HashMap of the result data from the original server's response

createCookie

public static javax.servlet.http.Cookie createCookie(String cookieName,
                                                     String cookieValue,
                                                     String cookieDomain,
                                                     String path)

Creates a Cookie with the cookieName, cookieValue for the cookie domains specified.

TODO: Copied from AuthClientUtils Refactor

Parameters:

cookieName - is the name of the cookie

cookieValue - is the value fo the cookie

cookieDomain - Domain for which the cookie is to be set.

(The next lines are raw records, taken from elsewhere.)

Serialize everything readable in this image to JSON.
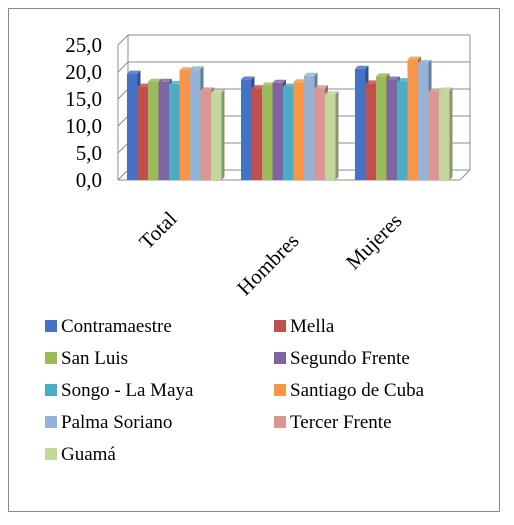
{
  "chart_data": {
    "type": "bar",
    "categories": [
      "Total",
      "Hombres",
      "Mujeres"
    ],
    "series": [
      {
        "name": "Contramaestre",
        "values": [
          19.7,
          18.6,
          20.6
        ],
        "color": "#4472c4"
      },
      {
        "name": "Mella",
        "values": [
          17.3,
          17.0,
          17.9
        ],
        "color": "#c0504d"
      },
      {
        "name": "San Luis",
        "values": [
          18.2,
          17.5,
          19.2
        ],
        "color": "#9bbb59"
      },
      {
        "name": "Segundo Frente",
        "values": [
          18.2,
          18.0,
          18.6
        ],
        "color": "#8064a2"
      },
      {
        "name": "Songo - La Maya",
        "values": [
          17.8,
          17.3,
          18.3
        ],
        "color": "#4bacc6"
      },
      {
        "name": "Santiago de Cuba",
        "values": [
          20.3,
          18.1,
          22.3
        ],
        "color": "#f79646"
      },
      {
        "name": "Palma Soriano",
        "values": [
          20.5,
          19.3,
          21.7
        ],
        "color": "#95b3d7"
      },
      {
        "name": "Tercer Frente",
        "values": [
          16.6,
          17.0,
          16.4
        ],
        "color": "#d99694"
      },
      {
        "name": "Guamá",
        "values": [
          16.2,
          15.9,
          16.6
        ],
        "color": "#c3d69b"
      }
    ],
    "y_ticks": [
      "25,0",
      "20,0",
      "15,0",
      "10,0",
      "5,0",
      "0,0"
    ],
    "ylim": [
      0,
      25
    ],
    "grid": true,
    "legend_position": "bottom"
  }
}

path - The path into which the cookie shall be set

Returns:

the cookie object.

isIgnoreProfileSet

public static boolean isIgnoreProfileSet(Object session)
                                  throws SessionException

Return true if the User for this session has a profile set to Ignore

Parameters:

session - session object of the user

Returns:

true if the User for this session has a profile set to Ignore

Throws:

SessionException

getSingleValuedSessionProperty

public static String getSingleValuedSessionProperty(Object session,
                                                    String propertyName)
                                             throws SessionException

Returns the first value of the session property.

Parameters:

session - The session object.

propertyName - The property's name that needs to be returned.

Returns:

The property value derived from the session object.

Throws:

SessionException - If there was a problem while retrieving the session property.